Craggy as a pine cone, ruddy and alert, Timotha Firth embraced her niece, the first true joy Maud knew since leaving Africa. She bounced in the old woman's embrace, and Timotha lay hands the color of musty wheat on the baby's head and sang a blessing in the old tongue. Her gap-toothed smile warmed even Quarles. Without title or fortune, their lot looked bleak, and that grieved him for the sake of the little girl. Yet when he saw again the crone from his childhood, an inexplicable hope opened in him.

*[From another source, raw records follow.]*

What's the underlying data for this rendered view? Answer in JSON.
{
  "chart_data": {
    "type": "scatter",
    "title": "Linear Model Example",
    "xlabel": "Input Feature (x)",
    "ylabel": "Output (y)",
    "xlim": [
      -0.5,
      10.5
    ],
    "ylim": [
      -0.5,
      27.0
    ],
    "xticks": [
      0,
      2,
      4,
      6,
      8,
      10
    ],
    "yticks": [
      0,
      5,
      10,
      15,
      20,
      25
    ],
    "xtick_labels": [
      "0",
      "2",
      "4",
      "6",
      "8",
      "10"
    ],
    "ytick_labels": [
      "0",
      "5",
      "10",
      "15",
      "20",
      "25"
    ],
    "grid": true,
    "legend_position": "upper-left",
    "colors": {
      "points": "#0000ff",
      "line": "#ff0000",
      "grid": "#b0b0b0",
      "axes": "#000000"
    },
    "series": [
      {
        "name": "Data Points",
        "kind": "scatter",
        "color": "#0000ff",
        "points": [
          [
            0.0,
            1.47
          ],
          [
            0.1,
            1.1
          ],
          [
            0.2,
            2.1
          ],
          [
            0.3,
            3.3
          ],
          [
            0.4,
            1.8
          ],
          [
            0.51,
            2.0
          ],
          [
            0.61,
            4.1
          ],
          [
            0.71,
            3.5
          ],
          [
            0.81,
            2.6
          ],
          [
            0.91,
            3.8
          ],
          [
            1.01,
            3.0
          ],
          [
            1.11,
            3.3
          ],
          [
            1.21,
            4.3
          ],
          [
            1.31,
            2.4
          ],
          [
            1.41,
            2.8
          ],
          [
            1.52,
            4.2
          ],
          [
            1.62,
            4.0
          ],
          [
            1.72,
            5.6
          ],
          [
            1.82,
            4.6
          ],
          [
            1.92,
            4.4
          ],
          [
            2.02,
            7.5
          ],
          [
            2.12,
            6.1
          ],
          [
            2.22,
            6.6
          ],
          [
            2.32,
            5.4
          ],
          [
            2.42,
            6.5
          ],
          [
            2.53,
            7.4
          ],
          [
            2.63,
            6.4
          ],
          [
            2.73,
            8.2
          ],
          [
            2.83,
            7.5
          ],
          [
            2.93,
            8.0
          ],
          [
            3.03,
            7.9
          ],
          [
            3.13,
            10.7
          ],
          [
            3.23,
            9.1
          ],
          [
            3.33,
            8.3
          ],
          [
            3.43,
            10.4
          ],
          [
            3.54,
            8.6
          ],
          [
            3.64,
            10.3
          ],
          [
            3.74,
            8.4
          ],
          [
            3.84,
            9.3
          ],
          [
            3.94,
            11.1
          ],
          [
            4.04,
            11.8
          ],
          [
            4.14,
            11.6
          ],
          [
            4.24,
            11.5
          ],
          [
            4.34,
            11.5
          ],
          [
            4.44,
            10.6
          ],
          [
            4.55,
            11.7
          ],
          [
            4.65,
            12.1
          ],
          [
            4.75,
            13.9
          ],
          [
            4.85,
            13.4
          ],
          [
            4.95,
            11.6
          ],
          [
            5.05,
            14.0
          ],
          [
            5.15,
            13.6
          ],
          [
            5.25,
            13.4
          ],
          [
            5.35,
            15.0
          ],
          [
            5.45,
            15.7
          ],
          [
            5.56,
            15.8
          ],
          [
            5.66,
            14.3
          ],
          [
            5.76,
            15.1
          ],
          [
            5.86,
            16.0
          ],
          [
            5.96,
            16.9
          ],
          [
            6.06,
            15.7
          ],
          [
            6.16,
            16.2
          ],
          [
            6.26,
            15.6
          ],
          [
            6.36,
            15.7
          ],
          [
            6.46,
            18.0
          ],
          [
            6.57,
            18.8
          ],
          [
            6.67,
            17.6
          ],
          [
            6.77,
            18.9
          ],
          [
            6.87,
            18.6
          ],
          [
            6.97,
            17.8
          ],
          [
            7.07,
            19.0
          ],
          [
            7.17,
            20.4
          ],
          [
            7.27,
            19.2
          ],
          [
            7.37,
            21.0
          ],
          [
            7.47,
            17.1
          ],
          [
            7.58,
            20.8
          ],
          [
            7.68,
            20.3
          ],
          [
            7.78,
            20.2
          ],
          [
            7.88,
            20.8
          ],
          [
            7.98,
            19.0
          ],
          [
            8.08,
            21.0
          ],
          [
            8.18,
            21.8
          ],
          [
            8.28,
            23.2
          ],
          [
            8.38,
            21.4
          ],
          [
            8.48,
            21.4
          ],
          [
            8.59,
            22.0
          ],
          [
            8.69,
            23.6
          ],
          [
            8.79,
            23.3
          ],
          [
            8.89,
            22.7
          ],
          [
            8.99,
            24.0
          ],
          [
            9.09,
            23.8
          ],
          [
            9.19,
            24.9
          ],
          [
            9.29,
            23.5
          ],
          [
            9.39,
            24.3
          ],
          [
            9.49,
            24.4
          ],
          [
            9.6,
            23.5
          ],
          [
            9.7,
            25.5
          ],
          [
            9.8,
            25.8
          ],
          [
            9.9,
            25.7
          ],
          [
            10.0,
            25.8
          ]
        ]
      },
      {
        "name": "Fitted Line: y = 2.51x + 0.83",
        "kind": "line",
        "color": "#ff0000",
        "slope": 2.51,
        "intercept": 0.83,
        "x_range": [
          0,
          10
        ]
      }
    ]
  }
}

That confidence did not last the day. Fort Amsterdam intruded on wilderness, a stockaded hamlet with rutted dirt roads still muddy from spring rains. The ditches outside the barricades festered with mounded refuse, offal from the butchers, gurry from the wharves, and ordure from the chamber pots of the town. Flies swarmed. The Dutch stared suspiciously at the rattily dressed English and their three goats, and the governor had them wait among the stinging flies an hour before he reviewed Quarles' claim. The governor’s secretary presented a standard provisional deed requiring Quarles to develop his property within a year or forfeit it. Within minutes of signing the document, the governor’s men dispatched the English downriver in a dinghy. The ferryman carried them past lush meadowland and walnut groves and deposited them with their goats and two crates of worldly possessions on the banks of a marshland.